Katie Maxwell, junior at St. Olaf College, Northfield, Minnesota

Reflections on my Spiritual Growth

This semester has turned out to be a very significant growth period for my spirituality. Surprisingly, my spiritual development has had less to do with my vocational aspirations than it has with interpersonal and intrapersonal communication.  Academically, this semester has been the most manageable I have had while at St. Olaf. Socially, however, I’ve found myself struggling to adapt to evolving friendships and to support my closest friends as they struggle to find balance in their relationships. The emotional stress of maintaining my own healthy relationships and helping my friends do the same is leading me to lean on God more than I have in the past. The need to develop spiritual practices to meet those challenges is something I’m learning I need more than I perhaps recognized before.

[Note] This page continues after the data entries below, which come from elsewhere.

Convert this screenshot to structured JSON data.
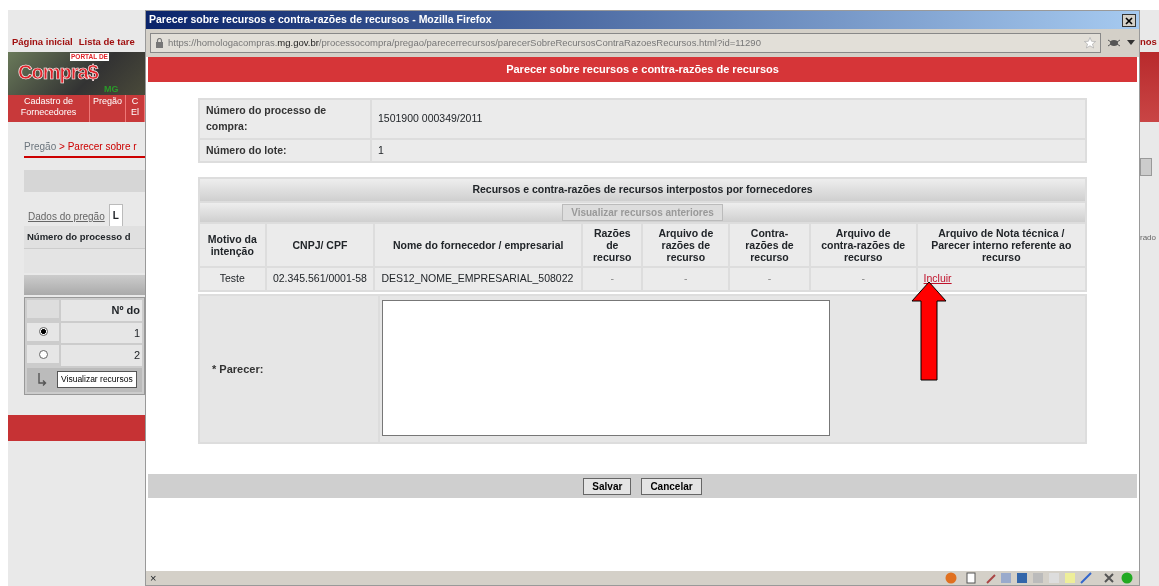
{
  "background_page": {
    "nav_links": [
      "Página inicial",
      "Lista de tare"
    ],
    "right_fragment": "nos",
    "logo": {
      "top": "PORTAL DE",
      "main": "Compra$",
      "sub": "MG"
    },
    "menu": [
      "Cadastro de Fornecedores",
      "Pregão",
      "C El"
    ],
    "breadcrumb": {
      "parent": "Pregão",
      "current": "> Parecer sobre r"
    },
    "tabs": [
      {
        "label": "Dados do pregão",
        "selected": false
      },
      {
        "label": "L",
        "selected": true
      }
    ],
    "header_cell": "Número do processo d",
    "grid": {
      "column": "Nº do",
      "rows": [
        {
          "value": "1",
          "selected": true
        },
        {
          "value": "2",
          "selected": false
        }
      ],
      "button": "Visualizar recursos"
    },
    "right_label": "rado"
  },
  "popup": {
    "title": "Parecer sobre recursos e contra-razões de recursos - Mozilla Firefox",
    "url": {
      "prefix": "https://homologacompras.",
      "domain": "mg.gov.br",
      "path": "/processocompra/pregao/parecerrecursos/parecerSobreRecursosContraRazoesRecursos.html?id=11290"
    },
    "page_title": "Parecer sobre recursos e contra-razões de recursos",
    "info": [
      {
        "label": "Número do processo de compra:",
        "value": "1501900 000349/2011"
      },
      {
        "label": "Número do lote:",
        "value": "1"
      }
    ],
    "table": {
      "title": "Recursos e contra-razões de recursos interpostos por fornecedores",
      "history_button": "Visualizar recursos anteriores",
      "columns": [
        "Motivo da intenção",
        "CNPJ/ CPF",
        "Nome do fornecedor / empresarial",
        "Razões de recurso",
        "Arquivo de razões de recurso",
        "Contra-razões de recurso",
        "Arquivo de contra-razões de recurso",
        "Arquivo de Nota técnica / Parecer interno referente ao recurso"
      ],
      "rows": [
        {
          "cells": [
            "Teste",
            "02.345.561/0001-58",
            "DES12_NOME_EMPRESARIAL_508022",
            "-",
            "-",
            "-",
            "-"
          ],
          "link": "Incluir"
        }
      ]
    },
    "parecer_label": "* Parecer:",
    "buttons": [
      "Salvar",
      "Cancelar"
    ],
    "status_close": "×"
  }
}
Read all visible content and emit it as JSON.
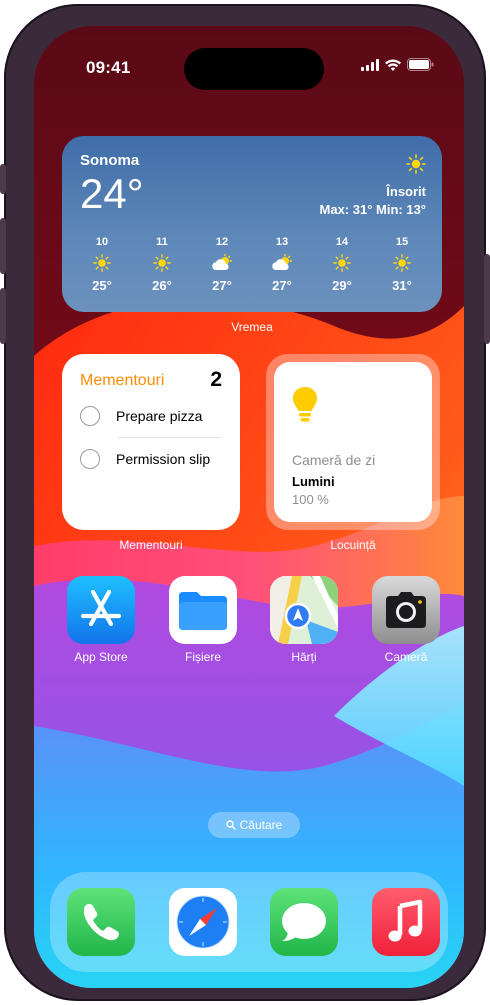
{
  "status_bar": {
    "time": "09:41"
  },
  "weather_widget": {
    "city": "Sonoma",
    "temperature": "24°",
    "condition": "Însorit",
    "range": "Max: 31° Min: 13°",
    "icon": "sun-icon",
    "forecast": [
      {
        "hour": "10",
        "icon": "sun-icon",
        "temp": "25°"
      },
      {
        "hour": "11",
        "icon": "sun-icon",
        "temp": "26°"
      },
      {
        "hour": "12",
        "icon": "partly-cloudy-icon",
        "temp": "27°"
      },
      {
        "hour": "13",
        "icon": "partly-cloudy-icon",
        "temp": "27°"
      },
      {
        "hour": "14",
        "icon": "sun-icon",
        "temp": "29°"
      },
      {
        "hour": "15",
        "icon": "sun-icon",
        "temp": "31°"
      }
    ],
    "label": "Vremea"
  },
  "reminders_widget": {
    "title": "Mementouri",
    "count": "2",
    "items": [
      "Prepare pizza",
      "Permission slip"
    ],
    "label": "Mementouri"
  },
  "home_widget": {
    "room": "Cameră de zi",
    "accessory": "Lumini",
    "value": "100 %",
    "label": "Locuință",
    "icon": "lightbulb-icon"
  },
  "apps": [
    {
      "label": "App Store",
      "icon": "app-store-icon"
    },
    {
      "label": "Fișiere",
      "icon": "files-icon"
    },
    {
      "label": "Hărți",
      "icon": "maps-icon"
    },
    {
      "label": "Cameră",
      "icon": "camera-icon"
    }
  ],
  "search": {
    "label": "Căutare",
    "icon": "search-icon"
  },
  "dock": [
    {
      "icon": "phone-icon"
    },
    {
      "icon": "safari-icon"
    },
    {
      "icon": "messages-icon"
    },
    {
      "icon": "music-icon"
    }
  ],
  "colors": {
    "reminders_accent": "#ff8c00",
    "phone_green": "#34c759",
    "music_red": "#fc3c44",
    "weather_blue": "#4a76ad"
  }
}
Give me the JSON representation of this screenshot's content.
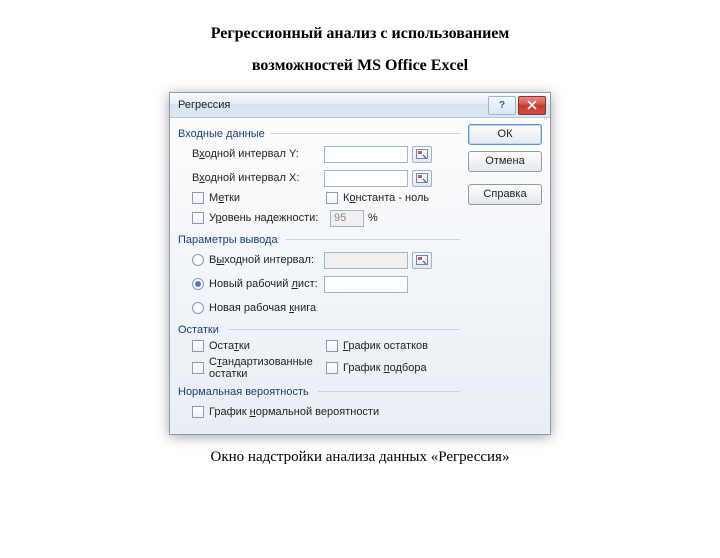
{
  "page": {
    "title_line1": "Регрессионный анализ с использованием",
    "title_line2": "возможностей MS Office Excel",
    "caption": "Окно надстройки анализа данных «Регрессия»"
  },
  "dialog": {
    "title": "Регрессия",
    "help_symbol": "?",
    "buttons": {
      "ok": "ОК",
      "cancel": "Отмена",
      "help": "Справка"
    },
    "groups": {
      "input": {
        "header": "Входные данные",
        "y_label_pre": "В",
        "y_label_hot": "х",
        "y_label_post": "одной интервал Y:",
        "x_label_pre": "В",
        "x_label_hot": "х",
        "x_label_post": "одной интервал X:",
        "y_value": "",
        "x_value": "",
        "labels_chk_pre": "М",
        "labels_chk_hot": "е",
        "labels_chk_post": "тки",
        "const_chk_pre": "К",
        "const_chk_hot": "о",
        "const_chk_post": "нстанта - ноль",
        "conf_chk_pre": "У",
        "conf_chk_hot": "р",
        "conf_chk_post": "овень надежности:",
        "conf_value": "95",
        "conf_pct": "%"
      },
      "output": {
        "header": "Параметры вывода",
        "range_radio_pre": "В",
        "range_radio_hot": "ы",
        "range_radio_post": "ходной интервал:",
        "range_value": "",
        "sheet_radio_pre": "Новый рабочий ",
        "sheet_radio_hot": "л",
        "sheet_radio_post": "ист:",
        "sheet_value": "",
        "book_radio_pre": "Новая рабочая ",
        "book_radio_hot": "к",
        "book_radio_post": "нига",
        "selected": "sheet"
      },
      "residuals": {
        "header": "Остатки",
        "resid_chk_pre": "Оста",
        "resid_chk_hot": "т",
        "resid_chk_post": "ки",
        "stdresid_chk_pre": "С",
        "stdresid_chk_hot": "т",
        "stdresid_chk_post": "андартизованные остатки",
        "residplot_chk_pre": "",
        "residplot_chk_hot": "Г",
        "residplot_chk_post": "рафик остатков",
        "fitplot_chk_pre": "График ",
        "fitplot_chk_hot": "п",
        "fitplot_chk_post": "одбора"
      },
      "normal": {
        "header": "Нормальная вероятность",
        "nplot_chk_pre": "График ",
        "nplot_chk_hot": "н",
        "nplot_chk_post": "ормальной вероятности"
      }
    }
  }
}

Recently, as I was talking with my best friend we realized that while we’re both religious and talk freely about our differing faith traditions we don’t really make the effort to incorporate God into our relationship. Part of that lack of effort is because she struggles with her own Christian identity being underrepresented at our Lutheran school. While I feel quite at home in our chapel’s high church worship style, she doesn’t. She much prefers contemporary worship. So, it’s hard for us to attend worship regularly together. However, to keep our friendship healthy and strong we’re making more of a concerted effort to be present for each other and to connect more spiritually. We’re trying to attend Bible study together, which will be interesting since I often find it a less meaningful spiritual practice than singing and volunteering.

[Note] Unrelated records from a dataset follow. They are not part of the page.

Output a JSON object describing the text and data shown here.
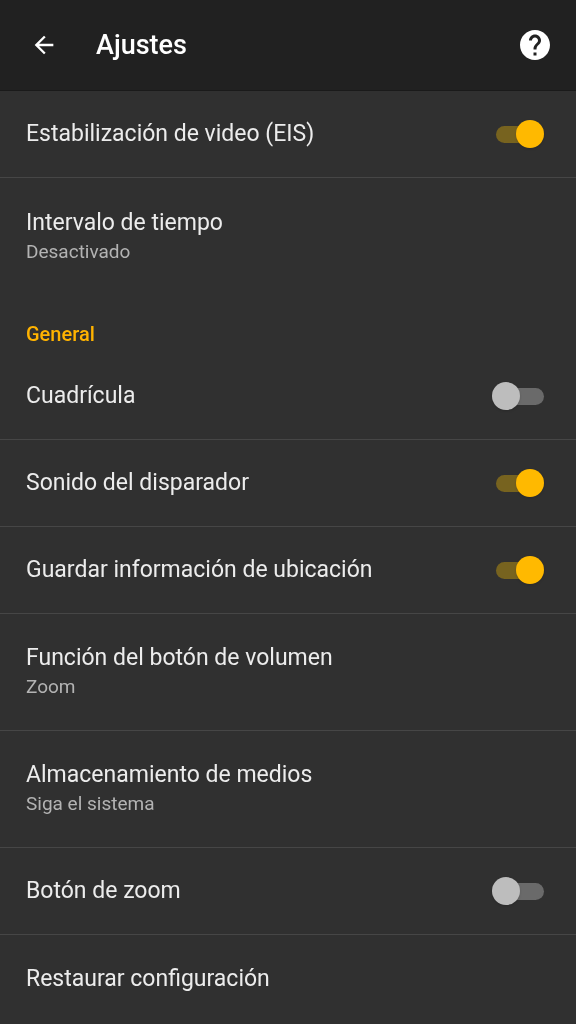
{
  "app_bar": {
    "title": "Ajustes"
  },
  "items": [
    {
      "kind": "toggle",
      "label": "Estabilización de video (EIS)",
      "on": true
    },
    {
      "kind": "subtitle",
      "label": "Intervalo de tiempo",
      "summary": "Desactivado"
    },
    {
      "kind": "header",
      "label": "General"
    },
    {
      "kind": "toggle",
      "label": "Cuadrícula",
      "on": false
    },
    {
      "kind": "toggle",
      "label": "Sonido del disparador",
      "on": true
    },
    {
      "kind": "toggle",
      "label": "Guardar información de ubicación",
      "on": true
    },
    {
      "kind": "subtitle",
      "label": "Función del botón de volumen",
      "summary": "Zoom"
    },
    {
      "kind": "subtitle",
      "label": "Almacenamiento de medios",
      "summary": "Siga el sistema"
    },
    {
      "kind": "toggle",
      "label": "Botón de zoom",
      "on": false
    },
    {
      "kind": "plain",
      "label": "Restaurar configuración"
    }
  ]
}
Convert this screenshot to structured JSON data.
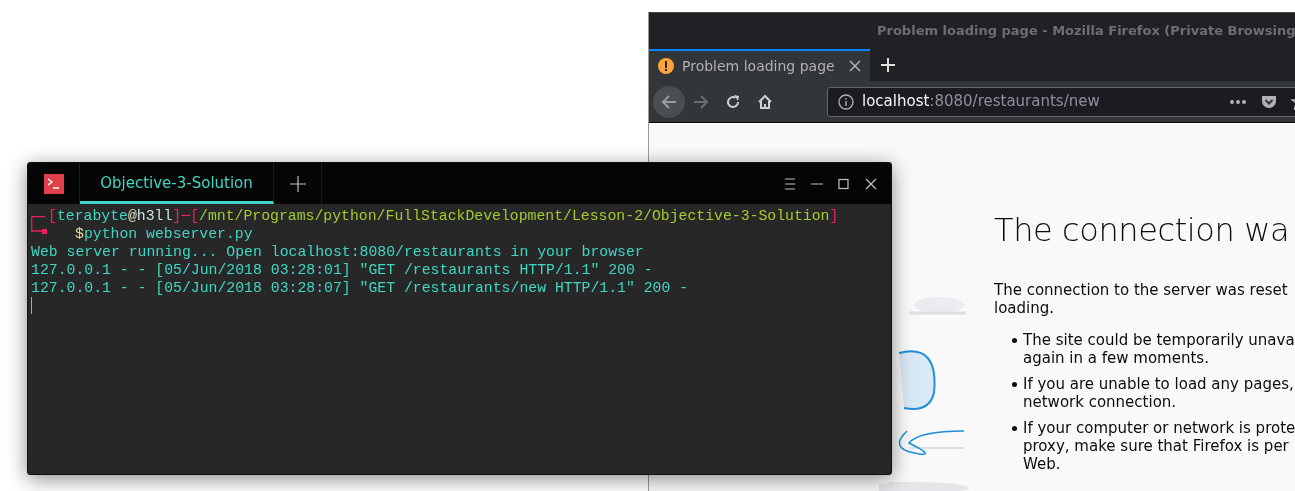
{
  "browser": {
    "title": "Problem loading page - Mozilla Firefox (Private Browsing",
    "tabs": [
      {
        "label": "Problem loading page",
        "selected": true
      }
    ],
    "url": {
      "host": "localhost",
      "rest": ":8080/restaurants/new"
    },
    "page": {
      "heading": "The connection wa",
      "intro": [
        "The connection to the server was reset",
        "loading."
      ],
      "bullets": [
        {
          "lines": [
            "The site could be temporarily unava",
            "again in a few moments."
          ]
        },
        {
          "lines": [
            "If you are unable to load any pages,",
            "network connection."
          ]
        },
        {
          "lines": [
            "If your computer or network is prote",
            "proxy, make sure that Firefox is per",
            "Web."
          ]
        }
      ]
    }
  },
  "terminal": {
    "tabs": [
      {
        "label": "Objective-3-Solution",
        "selected": true
      }
    ],
    "prompt": [
      {
        "kind": "bracket",
        "text": "["
      },
      {
        "kind": "user",
        "text": "terabyte"
      },
      {
        "kind": "at",
        "text": "@"
      },
      {
        "kind": "host",
        "text": "h3ll"
      },
      {
        "kind": "bracket",
        "text": "]"
      },
      {
        "kind": "dash",
        "text": "─"
      },
      {
        "kind": "bracket",
        "text": "["
      },
      {
        "kind": "path",
        "text": "/mnt/Programs/python/FullStackDevelopment/Lesson-2/Objective-3-Solution"
      },
      {
        "kind": "bracket",
        "text": "]"
      }
    ],
    "command": {
      "symbol": "$",
      "text": "python webserver.py"
    },
    "output": [
      "Web server running... Open localhost:8080/restaurants in your browser",
      "127.0.0.1 - - [05/Jun/2018 03:28:01] \"GET /restaurants HTTP/1.1\" 200 -",
      "127.0.0.1 - - [05/Jun/2018 03:28:07] \"GET /restaurants/new HTTP/1.1\" 200 -"
    ]
  }
}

Along my spiritual journey I’m also feeling some of the same disconnect my best friend is feeling about her own church community and I’m working to strengthen my spiritual practices. After high school graduation, Grace became the only Chicago-area community with which I felt belonging. In many ways its people still are that safe family for me, where many know me and care about my well-being. Though, with the pastoral transition we’ve had over the last year-and-a-half, I’ve felt increasingly more disconnected with Grace. While there isn’t much I feel I can do when I’m not home, I recently joined St. Olaf’s Sunday worship volunteer team as a lector. Taking that role up again after two years since lectoring at Grace grounds me in one of my favorite spiritual practices - reading the Word aloud - and reminds me of why I love lectoring at Grace.

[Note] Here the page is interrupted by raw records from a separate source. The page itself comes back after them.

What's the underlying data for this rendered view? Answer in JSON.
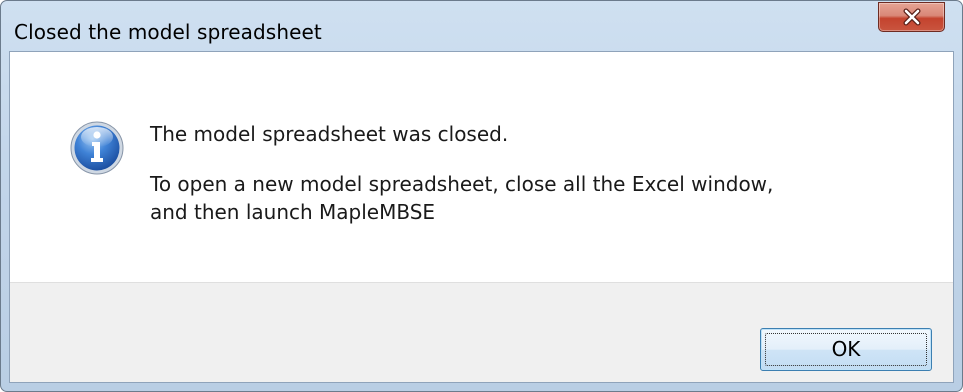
{
  "dialog": {
    "title": "Closed the model spreadsheet",
    "close_icon": "close-x-icon",
    "icon": "information-icon",
    "message_main": "The model spreadsheet was closed.",
    "message_detail_line1": "To open a new model spreadsheet, close all the Excel window,",
    "message_detail_line2": "and then launch MapleMBSE",
    "ok_label": "OK"
  },
  "colors": {
    "titlebar": "#c3d6ea",
    "close_button": "#c4432e",
    "footer": "#f0f0f0",
    "ok_border": "#3c7fb1",
    "icon_blue": "#2d6bc4"
  }
}
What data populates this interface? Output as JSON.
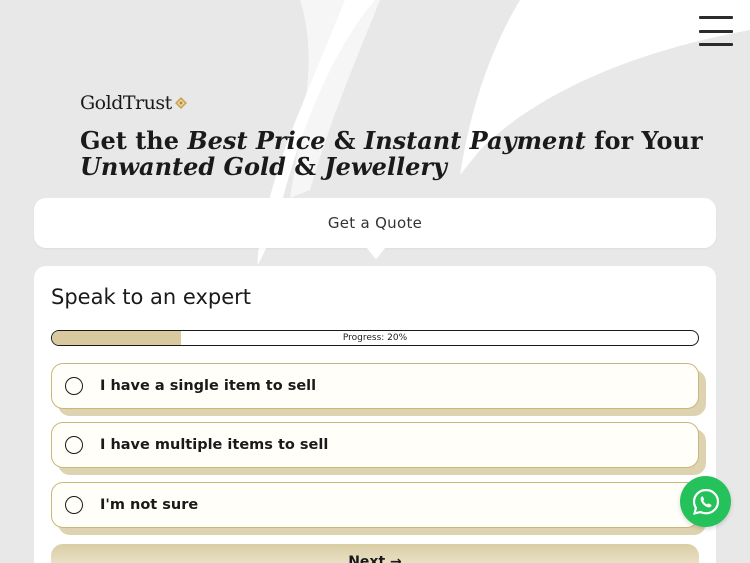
{
  "header": {
    "logo_text": "GoldTrust",
    "menu_icon": "hamburger-menu-icon"
  },
  "hero": {
    "line1_pre": "Get the ",
    "line1_bold1": "Best Price",
    "line1_mid": " & ",
    "line1_bold2": "Instant Payment",
    "line1_post": " for Your",
    "line2_bold1": "Unwanted Gold",
    "line2_mid": " & ",
    "line2_bold2": "Jewellery"
  },
  "quote_tab": {
    "label": "Get a Quote"
  },
  "form": {
    "title": "Speak to an expert",
    "progress": {
      "label": "Progress: 20%",
      "value": 0.2
    },
    "options": [
      {
        "label": "I have a single item to sell"
      },
      {
        "label": "I have multiple items to sell"
      },
      {
        "label": "I'm not sure"
      }
    ],
    "next_label": "Next →"
  },
  "floating": {
    "whatsapp_icon": "whatsapp-icon"
  },
  "colors": {
    "accent_gold": "#d8c99e",
    "option_border": "#c9b77a",
    "whatsapp_green": "#25c15b",
    "background": "#e8e8e8"
  }
}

Looking forward, I worry about how my strong sense of belonging to Grace and St. Olaf’s religious communities will change when I study abroad next semester. I know that I will have both to return to, but worry about being able to find peers who are also religious in Konstanz, Germany. My St. Olaf peers who represent many faith traditions, especially non-Christian traditions, often speak of the struggles of studying at a school where they lack a wider community that shares their beliefs: that they must be more intentional in how they practice their faiths. I expect I will also face some of those same issues while abroad and look forward to tackling the challenge of finding a service group, choir, or friend with whom I can practice my Christianity. Much like this past semester, it will be a time of good growth in which I can continue strengthening myself spiritually and reminding myself what connects me to God and to my faith communities. By bolstering my relationship with God this semester, I am becoming more attuned to my own strengths and weaknesses and thus more effectively incorporating my spirituality with my vocational aspirations.